As F Scott Fitzgerald said, it is a sign of a sophisticated mind to be able to hold two contradictory ideas at the same time and still function. We were never great at this, but it feels like we used to be better.
We used to view FDA and other regulators as the bureaucrats they are, but now many of us, especially doctors, see them as Father figures, there to tell us what drugs do and don’t do and we accept this rather than pay heed to what we see happening in front of us and telling them what drugs do.
In the same way, whether more so than before is less clear, many of us will always get on the train travelling East when told to – figuring that someone in the System will recognise a mistake has been made and will order the train to stop.
Few of us have been able like Dr Kafka in Treatment Great, Patient Died to emigrate. It isn’t easy working out how to resist within the System.
Unfortunately, our wish to be helped keeps the System in place. This is doubly the case when it comes to our children. This is the Trojan Horse.
If we opt to go it alone, to reject the offer of Salvation, who of the folk we know will accompany us? Resisting the System needs an Us, and we are much more atomized than ever before.

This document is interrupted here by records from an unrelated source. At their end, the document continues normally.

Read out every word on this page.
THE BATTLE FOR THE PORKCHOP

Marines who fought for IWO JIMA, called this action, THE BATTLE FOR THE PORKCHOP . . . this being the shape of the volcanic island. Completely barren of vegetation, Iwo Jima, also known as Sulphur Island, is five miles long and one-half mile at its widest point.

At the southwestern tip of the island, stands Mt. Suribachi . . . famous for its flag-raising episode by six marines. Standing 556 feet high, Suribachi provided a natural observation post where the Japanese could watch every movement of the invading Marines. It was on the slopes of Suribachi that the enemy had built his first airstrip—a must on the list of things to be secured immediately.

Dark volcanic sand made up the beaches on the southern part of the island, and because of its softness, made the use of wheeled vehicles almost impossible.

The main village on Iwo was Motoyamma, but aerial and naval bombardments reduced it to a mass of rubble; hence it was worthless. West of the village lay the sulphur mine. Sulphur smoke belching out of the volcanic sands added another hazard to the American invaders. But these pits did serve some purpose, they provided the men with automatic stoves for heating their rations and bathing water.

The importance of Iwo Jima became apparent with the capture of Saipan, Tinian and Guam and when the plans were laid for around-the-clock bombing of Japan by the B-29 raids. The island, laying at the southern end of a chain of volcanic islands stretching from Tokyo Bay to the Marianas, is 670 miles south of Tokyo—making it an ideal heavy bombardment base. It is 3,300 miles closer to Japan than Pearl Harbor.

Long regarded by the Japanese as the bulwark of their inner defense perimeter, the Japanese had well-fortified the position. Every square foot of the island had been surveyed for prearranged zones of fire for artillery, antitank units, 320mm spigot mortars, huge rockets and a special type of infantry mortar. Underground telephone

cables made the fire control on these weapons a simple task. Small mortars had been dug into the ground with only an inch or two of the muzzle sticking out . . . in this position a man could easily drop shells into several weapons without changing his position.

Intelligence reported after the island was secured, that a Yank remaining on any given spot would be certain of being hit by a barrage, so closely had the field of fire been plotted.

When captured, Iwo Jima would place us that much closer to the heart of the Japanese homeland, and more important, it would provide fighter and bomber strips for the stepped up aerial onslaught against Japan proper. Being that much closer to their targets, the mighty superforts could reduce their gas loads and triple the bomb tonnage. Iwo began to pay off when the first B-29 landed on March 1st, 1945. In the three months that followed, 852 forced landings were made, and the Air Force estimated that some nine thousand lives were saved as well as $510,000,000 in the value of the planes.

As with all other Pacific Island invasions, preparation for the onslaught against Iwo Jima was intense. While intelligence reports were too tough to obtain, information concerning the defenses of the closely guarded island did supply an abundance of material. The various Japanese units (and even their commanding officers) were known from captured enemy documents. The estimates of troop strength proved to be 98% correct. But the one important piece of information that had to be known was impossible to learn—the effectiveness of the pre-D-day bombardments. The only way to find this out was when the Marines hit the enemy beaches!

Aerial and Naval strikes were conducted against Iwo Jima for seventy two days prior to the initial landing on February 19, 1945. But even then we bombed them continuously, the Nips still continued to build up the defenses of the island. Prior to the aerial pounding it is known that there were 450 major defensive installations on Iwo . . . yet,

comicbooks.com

Recognizing toxicity, when things go wrong, has been the greatest source of a breakthrough treatment and medical discoveries in the past. But given a choice between a breakthrough, with who knows what in its wake, and a System that can be controlled, there will ordinarily be only one outcome.
Pharma depend on our individual wishes for Health (Salvation), and our belief that keeping to the Rules will deliver it. They channel this into a revenue stream, even more successfully than they channel our wishes for fast cars or the latest gadget.
Governments are their handmaidens in this. There was never a better time for a Minister for Mental Health like Kevin Stewart, or Minister for Health to start asking questions on our behalf – such as is it true that all Pharma studes are ghostwritten and is it true that there is no access to the data from these studies?
Questions to expose the divide between Business and Care. Were We securely delivering Care, these questions would be less urgent. But is there a Minister of Health anywhere who is One of Us?